Закончив в этом году институт, девушка пошла работать школьной медсестрой. Она рассчитывала, что вот теперь начнется ЕЕ жизнь, но она оказалась не намного лучше прежней. Ирина внутренне тряслась от толстощекой сальной рожи директрисы Натальи Петровны, приходившую иногда к ней в кабинет за лекарством от давления. Еще бы у этой толстой суки не было давления, с таким то весом и ежечасным походом в столовую за бесплатными порциями, которые полагались детям из малоимущих семей, но на самом деле уходили на переработку в бездонную требуху сорокалетней бабы. Медсестра не понимала, как можно столько жрать и оставаться в числе живых, нарушая законы природы. А еще у нее была такая же жирная и наглая дочь, которой Ирина вынуждена выписывать справки, чтобы закрывать многочисленные пропуски в классном журнале. Еще она ненавидела утренние автобусы, в которых ездят сплошные алкаши с грязными руками и в потертых куртках, палящие на нее свои дебильные глаза. Помимо всего этого, она задыхалась от злобы на мелькавшие за окном серые дома, улицы и людей, живущих во всем этом дерьме как личинки мух. Всепоглощающей ненавистью, она терзала себя. Эта непонятная ненависть с каждым днем пожирала ее изнутри, разрастаясь мерзостной паутиной в нежном мозгу.
Поздоровавшись с седовласой техничкой Клавой, от которой вечно пахло немытым старым телом, Ирина зашла к себе в кабинет, тщательно вымыла руки, переоделась в белый халат и начала созерцать рабочий кабинет.
Здесь и только здесь она чувствовала себя королевой личного мира, состоявшего из большого шкафа, кушетки, эмалированной раковины и водопроводного крана в углу, письменного стола возле окна. К ней приходили ее поданные, которым она делала больно и научилась получать от этого удовольствие. Осенью, когда Ирина делала детям прививки от гриппа, она упивалась своей королевской властью над чужой плотью, доставляя им мгновения мучений, которые чувствовала душевным носом. За миг до того, как игла осквернит чистую кожу кровавой точкой, девушка в белом халате смотрела в глаза жертвы и цеплялась там за горевшие огоньки страха.

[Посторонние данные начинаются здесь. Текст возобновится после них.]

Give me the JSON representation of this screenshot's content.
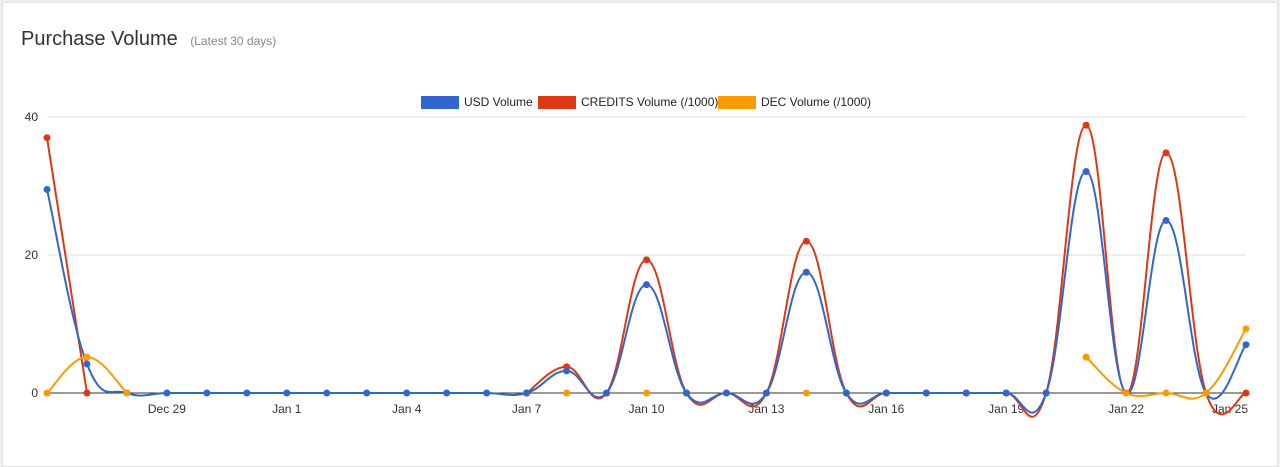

Признаться, она не любила мальчишек, потому что те всегда старались поднять голову и принять храбрый вид. А девочки, особенно те, что помладше, бледнели и буквально впивались взглядом в место предполагаемого ранения, дрожа от грядущей маленькой агонии. Постепенно боль доставляла не только душевное удовольствие и приходилась следить за участившимся дыханием и ощущать эрекцию сосков, делая очередную прививку.
Сев за старый письменный стол с обшарпанной краской на ножках, Ирина подвинула к себе кругленькое зеркальце и весело подмигнула себе. Правая рука нетерпеливо расстегнула нижнюю пуговку халата и проникла в брюки. Все равно к ней утром никто никогда не заходит, так почему бы не использовать это время с пользой?